"Vesvese", gizli ses demektir. "Hunus", gizlenmek ve dönüş yapmaktır. "Hannas", karakteri gereği çokça gizlenip dönüş yapan demektir.
Ayet-i kerimede önce sıfat genel olarak kullanılmıştır: "Sinsi vesveseci". Yaptığı iş de belirlenmiştir: "İnsanların içlerine vesvese veren." Sonra mahiyeti belirlenmiştir: "Cinlerden ve insanlardan olan" İfadenin bu şekilde sıralanışı; sözün başında sıfat olarak açıklanan sinsi vesveseciye karşı insanın içinde bir hassasiyet, duyarlılık, uyanıklık ve dikkat duygusu yerleştirilmektedir ki onun gerçek özelliğini anlayabilsin. Bu kötülüğünü hangi yolla gerçekleştirdiğini kavrayabilsin. Bu da onu savmak veya ona karşı dikkatli olma duyarlılığını kazandırmak içindir.
İnsanın iç dünyası bu teşvik ve uyarıdan sonra sinsi vesvesecinin insanların içlerine gizli gizli vesvese verdiğini öğrendiğinde, bu sinsi vesvesecinin gizli olan cinlerden ve insanların gönüllerine cinlerin sinsiliği gibi sinmeye çalışan, şeytanlar gibi vesveseler vermeye uğraşan insanlar olduğunu anlayınca, evet İşte bu gerçekleri öğrenince insanın iç alemi şer güçlerin nerede gizlendiklerini, nereden içeri girdikleri ve hangi yolla geldiklerini öğrendiğinden savunmak için harekete ve hazırlığa geçmeye başlar.
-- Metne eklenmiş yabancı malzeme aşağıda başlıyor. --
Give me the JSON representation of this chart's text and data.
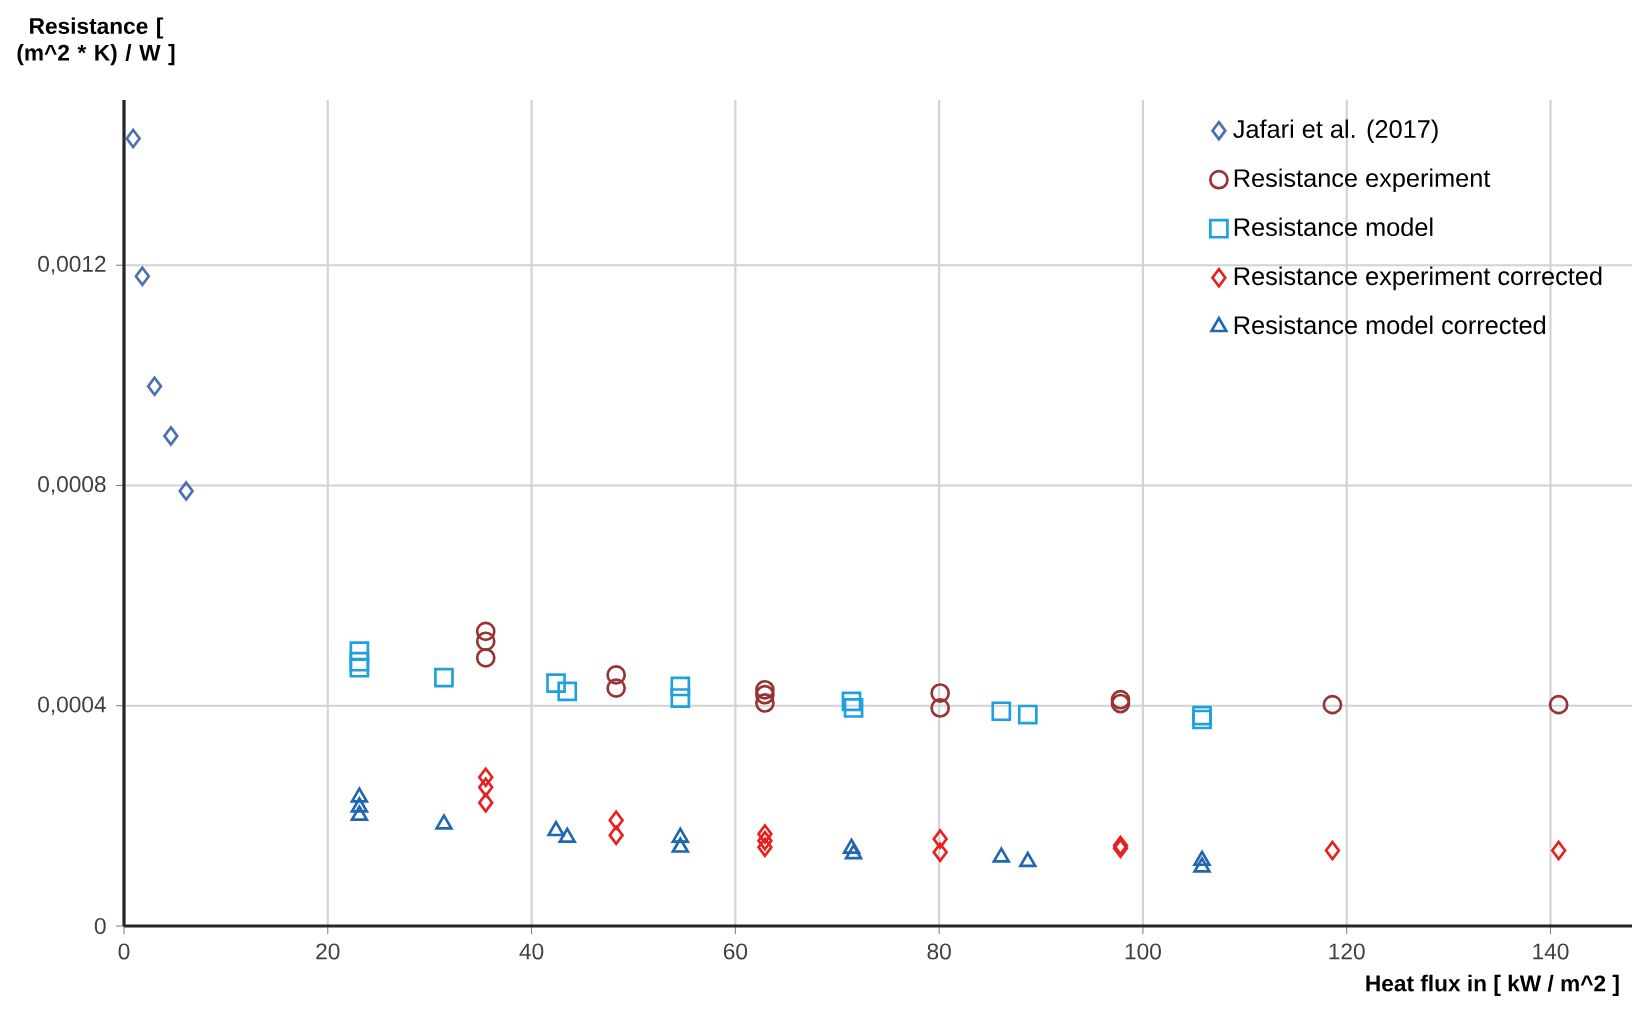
{
  "chart_data": {
    "type": "scatter",
    "xlabel": "Heat flux in [ kW / m^2 ]",
    "ylabel": "Resistance [ (m^2 * K) / W ]",
    "xlim": [
      0,
      148
    ],
    "xticks": [
      0,
      20,
      40,
      60,
      80,
      100,
      120,
      140
    ],
    "ylim": [
      0,
      0.0015
    ],
    "yticks": [
      0,
      {
        "value": 0.0004,
        "label": "0,0004"
      },
      {
        "value": 0.0008,
        "label": "0,0008"
      },
      {
        "value": 0.0012,
        "label": "0,0012"
      }
    ],
    "grid": true,
    "legend": "top right",
    "series": [
      {
        "name": "Jafari et al. (2017)",
        "color": "#4a72b0",
        "marker": "diamond",
        "x": [
          0.9,
          1.8,
          3.0,
          4.6,
          6.1
        ],
        "values": [
          0.00143,
          0.00118,
          0.00098,
          0.00089,
          0.00079
        ]
      },
      {
        "name": "Resistance experiment",
        "color": "#993333",
        "marker": "circle",
        "x": [
          35.5,
          35.5,
          35.5,
          48.3,
          48.3,
          62.9,
          62.9,
          62.9,
          80.1,
          80.1,
          97.8,
          97.8,
          118.6,
          140.8
        ],
        "values": [
          0.000535,
          0.000517,
          0.000487,
          0.000456,
          0.000432,
          0.000429,
          0.00042,
          0.000405,
          0.000423,
          0.000396,
          0.000411,
          0.000404,
          0.000402,
          0.000402
        ]
      },
      {
        "name": "Resistance model",
        "color": "#1fa2dc",
        "marker": "square",
        "x": [
          23.1,
          23.1,
          23.1,
          31.4,
          42.4,
          43.5,
          54.6,
          54.6,
          71.4,
          71.6,
          86.1,
          88.7,
          105.8,
          105.8
        ],
        "values": [
          0.000499,
          0.00048,
          0.000469,
          0.000451,
          0.000441,
          0.000426,
          0.000435,
          0.000414,
          0.000408,
          0.000396,
          0.00039,
          0.000384,
          0.000382,
          0.000375
        ]
      },
      {
        "name": "Resistance experiment corrected",
        "color": "#e8201e",
        "marker": "diamond",
        "x": [
          35.5,
          35.5,
          35.5,
          48.3,
          48.3,
          62.9,
          62.9,
          62.9,
          80.1,
          80.1,
          97.8,
          97.8,
          118.6,
          140.8
        ],
        "values": [
          0.00027,
          0.000252,
          0.000224,
          0.000192,
          0.000165,
          0.000167,
          0.000155,
          0.000143,
          0.000158,
          0.000134,
          0.000146,
          0.000141,
          0.000137,
          0.000137
        ]
      },
      {
        "name": "Resistance model corrected",
        "color": "#2166b0",
        "marker": "triangle",
        "x": [
          23.1,
          23.1,
          23.1,
          31.4,
          42.4,
          43.5,
          54.6,
          54.6,
          71.4,
          71.6,
          86.1,
          88.7,
          105.8,
          105.8
        ],
        "values": [
          0.000234,
          0.000216,
          0.000201,
          0.000185,
          0.000173,
          0.000161,
          0.000161,
          0.000143,
          0.000141,
          0.000131,
          0.000125,
          0.000117,
          0.000119,
          0.000107
        ]
      }
    ]
  }
}
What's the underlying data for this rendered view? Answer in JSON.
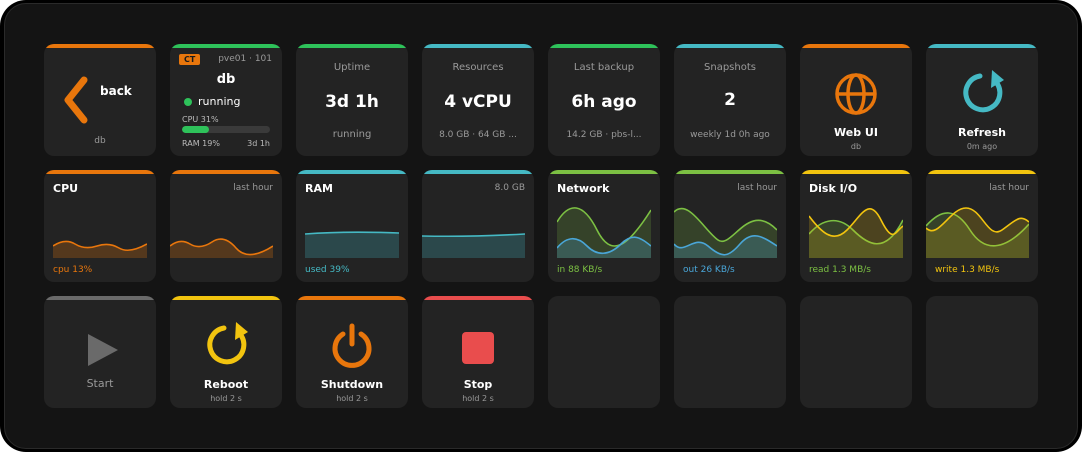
{
  "colors": {
    "orange": "#e8760c",
    "green": "#2ec25a",
    "teal": "#45b9c4",
    "lime": "#7cc043",
    "yellow": "#f2c40f",
    "gray": "#6a6a6a",
    "red": "#e94d4d",
    "blue": "#4aa6d8"
  },
  "back": {
    "label": "back",
    "sub": "db",
    "icon": "chevron-left-icon"
  },
  "container": {
    "badge": "CT",
    "host": "pve01 · 101",
    "name": "db",
    "status": "running",
    "cpu_label": "CPU 31%",
    "cpu_fraction": 0.31,
    "ram_label": "RAM 19%",
    "uptime_label": "3d 1h"
  },
  "uptime": {
    "title": "Uptime",
    "value": "3d 1h",
    "sub": "running"
  },
  "resources": {
    "title": "Resources",
    "value": "4 vCPU",
    "sub": "8.0 GB · 64 GB ..."
  },
  "backup": {
    "title": "Last backup",
    "value": "6h ago",
    "sub": "14.2 GB · pbs-l..."
  },
  "snapshots": {
    "title": "Snapshots",
    "value": "2",
    "sub": "weekly 1d 0h ago"
  },
  "webui": {
    "label": "Web UI",
    "sub": "db",
    "icon": "globe-icon"
  },
  "refresh": {
    "label": "Refresh",
    "sub": "0m ago",
    "icon": "refresh-icon"
  },
  "charts": {
    "cpu": {
      "title": "CPU",
      "range": "last hour",
      "foot": "cpu 13%"
    },
    "ram": {
      "title": "RAM",
      "range": "8.0 GB",
      "foot": "used 39%"
    },
    "network": {
      "title": "Network",
      "range": "last hour",
      "foot_in": "in 88 KB/s",
      "foot_out": "out 26 KB/s"
    },
    "disk": {
      "title": "Disk I/O",
      "range": "last hour",
      "foot_read": "read 1.3 MB/s",
      "foot_write": "write 1.3 MB/s"
    }
  },
  "start": {
    "label": "Start",
    "icon": "play-icon"
  },
  "reboot": {
    "label": "Reboot",
    "sub": "hold 2 s",
    "icon": "restart-icon"
  },
  "shutdown": {
    "label": "Shutdown",
    "sub": "hold 2 s",
    "icon": "power-icon"
  },
  "stop": {
    "label": "Stop",
    "sub": "hold 2 s",
    "icon": "stop-icon"
  }
}
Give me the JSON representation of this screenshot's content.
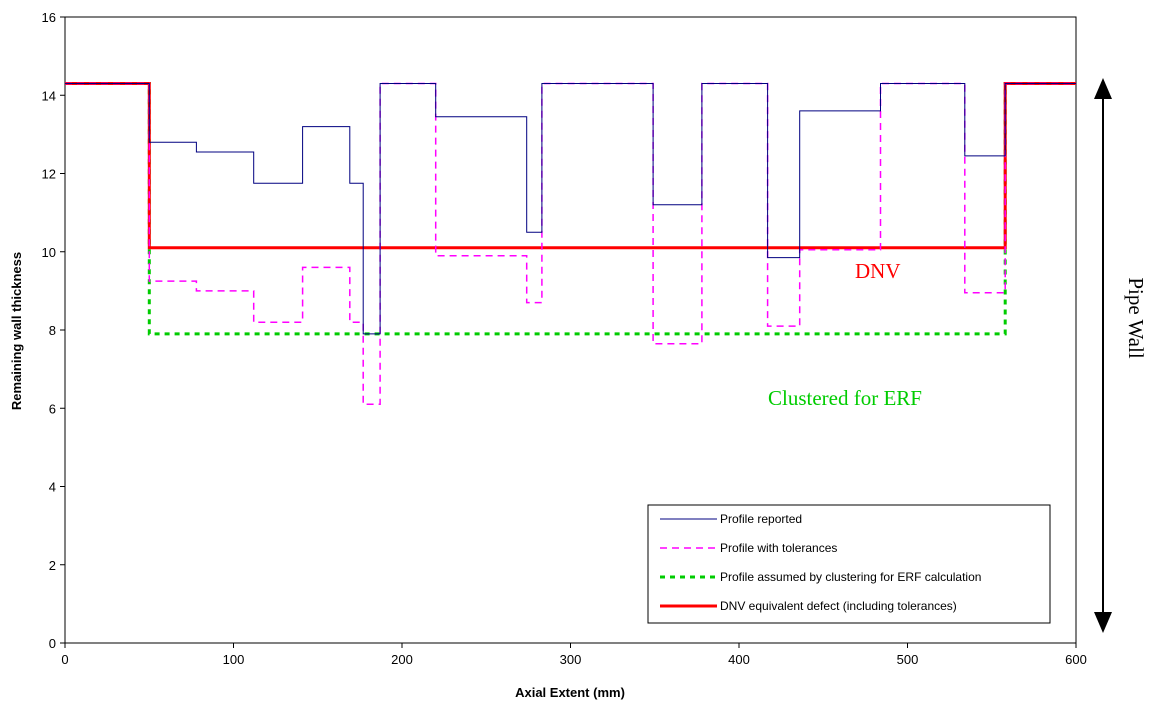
{
  "chart_data": {
    "type": "line",
    "xlabel": "Axial Extent (mm)",
    "ylabel": "Remaining wall thickness",
    "xlim": [
      0,
      600
    ],
    "ylim": [
      0,
      16
    ],
    "x_ticks": [
      "0",
      "100",
      "200",
      "300",
      "400",
      "500",
      "600"
    ],
    "y_ticks": [
      "0",
      "2",
      "4",
      "6",
      "8",
      "10",
      "12",
      "14",
      "16"
    ],
    "grid": false,
    "legend_position": "bottom-right",
    "series": [
      {
        "name": "Profile reported",
        "color": "#000080",
        "style": "solid-thin",
        "points": [
          [
            0,
            14.3
          ],
          [
            50,
            14.3
          ],
          [
            50,
            12.8
          ],
          [
            78,
            12.8
          ],
          [
            78,
            12.55
          ],
          [
            112,
            12.55
          ],
          [
            112,
            11.75
          ],
          [
            141,
            11.75
          ],
          [
            141,
            13.2
          ],
          [
            169,
            13.2
          ],
          [
            169,
            11.75
          ],
          [
            177,
            11.75
          ],
          [
            177,
            7.9
          ],
          [
            187,
            7.9
          ],
          [
            187,
            14.3
          ],
          [
            220,
            14.3
          ],
          [
            220,
            13.45
          ],
          [
            274,
            13.45
          ],
          [
            274,
            10.5
          ],
          [
            283,
            10.5
          ],
          [
            283,
            14.3
          ],
          [
            349,
            14.3
          ],
          [
            349,
            11.2
          ],
          [
            378,
            11.2
          ],
          [
            378,
            14.3
          ],
          [
            417,
            14.3
          ],
          [
            417,
            9.85
          ],
          [
            436,
            9.85
          ],
          [
            436,
            13.6
          ],
          [
            484,
            13.6
          ],
          [
            484,
            14.3
          ],
          [
            534,
            14.3
          ],
          [
            534,
            12.45
          ],
          [
            558,
            12.45
          ],
          [
            558,
            14.3
          ],
          [
            600,
            14.3
          ]
        ]
      },
      {
        "name": "Profile with tolerances",
        "color": "#ff00ff",
        "style": "dashed",
        "points": [
          [
            0,
            14.3
          ],
          [
            50,
            14.3
          ],
          [
            50,
            9.25
          ],
          [
            78,
            9.25
          ],
          [
            78,
            9.0
          ],
          [
            112,
            9.0
          ],
          [
            112,
            8.2
          ],
          [
            141,
            8.2
          ],
          [
            141,
            9.6
          ],
          [
            169,
            9.6
          ],
          [
            169,
            8.2
          ],
          [
            177,
            8.2
          ],
          [
            177,
            6.1
          ],
          [
            187,
            6.1
          ],
          [
            187,
            14.3
          ],
          [
            220,
            14.3
          ],
          [
            220,
            9.9
          ],
          [
            274,
            9.9
          ],
          [
            274,
            8.7
          ],
          [
            283,
            8.7
          ],
          [
            283,
            14.3
          ],
          [
            349,
            14.3
          ],
          [
            349,
            7.65
          ],
          [
            378,
            7.65
          ],
          [
            378,
            14.3
          ],
          [
            417,
            14.3
          ],
          [
            417,
            8.1
          ],
          [
            436,
            8.1
          ],
          [
            436,
            10.05
          ],
          [
            484,
            10.05
          ],
          [
            484,
            14.3
          ],
          [
            534,
            14.3
          ],
          [
            534,
            8.95
          ],
          [
            558,
            8.95
          ],
          [
            558,
            14.3
          ],
          [
            600,
            14.3
          ]
        ]
      },
      {
        "name": "Profile assumed by clustering for ERF calculation",
        "color": "#00cc00",
        "style": "dotted-thick",
        "points": [
          [
            0,
            14.3
          ],
          [
            50,
            14.3
          ],
          [
            50,
            7.9
          ],
          [
            558,
            7.9
          ],
          [
            558,
            14.3
          ],
          [
            600,
            14.3
          ]
        ]
      },
      {
        "name": "DNV equivalent defect (including tolerances)",
        "color": "#ff0000",
        "style": "solid-thick",
        "points": [
          [
            0,
            14.3
          ],
          [
            50,
            14.3
          ],
          [
            50,
            10.1
          ],
          [
            558,
            10.1
          ],
          [
            558,
            14.3
          ],
          [
            600,
            14.3
          ]
        ]
      }
    ],
    "annotations": [
      {
        "text": "DNV",
        "x": 505,
        "y": 9.5,
        "color": "#ff0000"
      },
      {
        "text": "Clustered for ERF",
        "x": 525,
        "y": 7.2,
        "color": "#00cc00"
      },
      {
        "text": "Pipe Wall",
        "x": 630,
        "y": 9.5,
        "color": "#000000"
      }
    ]
  }
}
Cinlerin nasıl vesvese verdiklerini bu vesvesenin nasıl gerçekleştiğini bilemiyoruz. Fakat bunun etkilerini, insanın iç aleminin gerçeğinde ve hayat gerçeğinde görüyoruz. Hz. Adem ile İblis arasındaki mücadelenin, eski, çok eski olduğunu biliyoruz. Bu savaşı şeytan, içindeki kötü yaratılışından, insana karşı büyüklük taslayışından, kin ve kıskançlığından kaynaklanan bir duygu ile ilan etmiştir! Şeytan bu savaş için yüce Allah'tan izin istemiş, yüce Allah da bir hikmet gereği olarak ona izin vermiştir. Fakat insanı bu savaşta hazırlıksız, eli boş bırakmamıştır. İmanı onun için bir kalkan, zikri onun için bir hazırlık, eli boş sığınmayı da ona bir silah kılmıştır. İnsan ancak bu kalkanından, hazırlığından ve silahından habersiz olduğu zaman kınanacak bir yalnızlığa kendisini terk etmiş olur! İbni Abbas der ki: "Hz. Peygamber şöyle buyurdu: "Şeytan insanoğlunun kalbi üzerine çöker. İnsan Allah'ı andığında şeytan gizlenip kaçar. Allah'tan habersizleşince şeytan yine vesvese vermeye başlar."(Buhari bu hadisi senetsiz rivayet etmiştir.')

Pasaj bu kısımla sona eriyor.